The proportion of students passing their English language GCSE resits in November increased this academic year, new figures show.
Results published by the Joint Council for Qualifications this morning show 37.5 per cent of English GCSE students who resat the exam in November 2025 in England achieved a pass of grade 4 or above.
This is a 2.6 percentage point increase from November 2024, when 34.9 per cent of English GCSE resitters attained the standard pass.
It also marks a reversal of last year’s 5.4 percentage point drop and surpasses 2019 pre-pandemic levels when the pass rate was 32.3 per cent.
The November 2025 series registered nearly 10 per cent more registrations for English GCSE resits than 2024. A total of 69,973 retook English, rising to 76,601 in November 2025.
It comes months after the government warned, in its recent post-16 white paper, that “too many students are entered into resit exams in the November after their GCSE entry the previous summer, without sufficient additional teaching to enable them to succeed”.
Pass rates for resits taken in the summer exam period sit much lower than the November series. For GCSE English, 20.9 per cent of 175,118 post-16 students achieved a grade 4 pass in summer 2025.
The government mandates students who have not achieved a grade 4 pass in English and/or maths GCSE by age 16 study towards these qualifications as a condition of their post-16 places being funded. Most end up resitting the exams.
Women retaking English GCSE had a higher pass rate than male students. A total of 40 per cent female students overall achieved a grade 4 or above, an improvement from the 36.1 per cent that passed last November.
Male students had a pass rate of 35.5 per cent, a nudge higher than the 34 per cent that passed last year.
Meanwhile, the proportion of students passing maths GCSE resits dropped marginally by one percentage point to 23.2 per cent from last year.
The rate remains behind pre-pandemic levels, when the pass rate was 26.4 per cent in 2019.
The November series also registered 4.6 per cent more entrants, to, 72,321 retook maths GCSE up from 69,139 in November 2024.
Male students did better than females in maths resits but performed poorer than the year prior.
The results showed 23.8 per cent of males secured a pass, higher than the 22.8 per cent pass rate among females.

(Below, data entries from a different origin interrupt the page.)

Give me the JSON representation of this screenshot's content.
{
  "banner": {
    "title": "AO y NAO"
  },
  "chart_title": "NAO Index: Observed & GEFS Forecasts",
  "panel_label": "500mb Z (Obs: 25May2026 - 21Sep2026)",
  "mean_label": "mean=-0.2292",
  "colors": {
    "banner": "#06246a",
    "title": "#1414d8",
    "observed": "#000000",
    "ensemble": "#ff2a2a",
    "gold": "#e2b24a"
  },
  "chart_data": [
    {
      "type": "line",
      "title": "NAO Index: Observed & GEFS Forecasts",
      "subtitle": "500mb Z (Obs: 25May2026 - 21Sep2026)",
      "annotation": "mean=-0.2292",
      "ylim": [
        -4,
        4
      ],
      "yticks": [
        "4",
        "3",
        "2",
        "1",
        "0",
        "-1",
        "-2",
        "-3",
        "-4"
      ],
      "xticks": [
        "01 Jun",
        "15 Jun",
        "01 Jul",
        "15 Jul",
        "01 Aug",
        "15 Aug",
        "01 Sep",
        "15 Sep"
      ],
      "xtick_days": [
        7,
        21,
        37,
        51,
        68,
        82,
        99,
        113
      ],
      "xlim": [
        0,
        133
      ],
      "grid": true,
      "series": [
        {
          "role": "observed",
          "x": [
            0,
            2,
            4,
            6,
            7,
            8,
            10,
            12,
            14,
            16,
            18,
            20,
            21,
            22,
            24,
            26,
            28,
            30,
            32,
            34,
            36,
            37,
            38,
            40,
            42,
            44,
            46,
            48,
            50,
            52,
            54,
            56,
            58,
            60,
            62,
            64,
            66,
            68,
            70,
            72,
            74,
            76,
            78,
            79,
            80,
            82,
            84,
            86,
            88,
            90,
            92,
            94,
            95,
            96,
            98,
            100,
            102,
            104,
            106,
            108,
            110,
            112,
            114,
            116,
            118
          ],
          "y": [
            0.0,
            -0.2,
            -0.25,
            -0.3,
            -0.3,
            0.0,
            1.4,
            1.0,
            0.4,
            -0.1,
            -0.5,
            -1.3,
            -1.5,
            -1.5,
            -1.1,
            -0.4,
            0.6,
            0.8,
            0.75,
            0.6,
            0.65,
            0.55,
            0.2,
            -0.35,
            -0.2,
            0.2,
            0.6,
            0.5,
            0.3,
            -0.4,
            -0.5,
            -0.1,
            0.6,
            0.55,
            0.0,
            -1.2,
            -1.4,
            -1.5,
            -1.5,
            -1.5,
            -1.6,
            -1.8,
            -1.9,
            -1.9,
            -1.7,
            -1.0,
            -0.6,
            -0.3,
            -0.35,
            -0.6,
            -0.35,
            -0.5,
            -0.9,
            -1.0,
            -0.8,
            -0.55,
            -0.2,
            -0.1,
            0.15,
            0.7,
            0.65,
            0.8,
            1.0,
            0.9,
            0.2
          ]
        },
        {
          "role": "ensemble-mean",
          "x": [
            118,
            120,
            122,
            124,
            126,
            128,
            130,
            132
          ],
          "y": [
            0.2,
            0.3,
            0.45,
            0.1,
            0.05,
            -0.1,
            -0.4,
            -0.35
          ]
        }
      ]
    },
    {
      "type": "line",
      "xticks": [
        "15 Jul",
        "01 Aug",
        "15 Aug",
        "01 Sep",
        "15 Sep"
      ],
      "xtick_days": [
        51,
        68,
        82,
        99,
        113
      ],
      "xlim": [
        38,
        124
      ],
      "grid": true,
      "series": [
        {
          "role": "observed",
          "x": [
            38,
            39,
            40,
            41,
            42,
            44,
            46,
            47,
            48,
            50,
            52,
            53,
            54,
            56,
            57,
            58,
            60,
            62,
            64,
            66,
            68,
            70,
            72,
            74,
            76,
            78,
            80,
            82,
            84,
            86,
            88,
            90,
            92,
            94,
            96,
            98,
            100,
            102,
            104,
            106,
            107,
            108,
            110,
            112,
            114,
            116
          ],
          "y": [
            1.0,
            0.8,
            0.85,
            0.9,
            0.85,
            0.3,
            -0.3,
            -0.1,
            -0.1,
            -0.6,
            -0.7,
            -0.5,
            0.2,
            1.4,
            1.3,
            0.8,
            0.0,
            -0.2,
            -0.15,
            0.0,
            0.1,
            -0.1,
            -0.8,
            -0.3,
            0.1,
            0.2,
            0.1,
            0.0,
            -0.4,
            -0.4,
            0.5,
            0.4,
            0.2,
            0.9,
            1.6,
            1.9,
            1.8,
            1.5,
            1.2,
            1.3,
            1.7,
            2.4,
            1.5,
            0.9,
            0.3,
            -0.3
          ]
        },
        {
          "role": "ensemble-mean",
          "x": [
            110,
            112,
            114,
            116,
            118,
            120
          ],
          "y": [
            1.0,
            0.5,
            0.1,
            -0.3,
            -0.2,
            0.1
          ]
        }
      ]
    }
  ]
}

However in 2024, 25.7 per cent of male students achieved a grade 4 or above. Women performed similarly last year, with 22.9 per cent scoring a pass in maths GCSE.
A breakdown of age groups published alongside the overall results also found younger learners did better than all other students in English.
Figures show 41 per cent of 17-year-olds passed their English resit exam, whereas 19-year-olds had the lowest pass rates this year with just 29.6 per cent scoring a grade 4 or above.
In maths resits, the 20 and over age cohort had the highest pass rate of 28.2 per cent, compared with 26.1 per cent of 17-year-olds passing and 17.2 per cent of 19-year-olds gaining a pass.
However, students aged 20 and over saw their performance in maths dip. In 2024, 34.1 per cent of the age cohort achieved a pass, representing a 5.9 percentage point fall in 2025.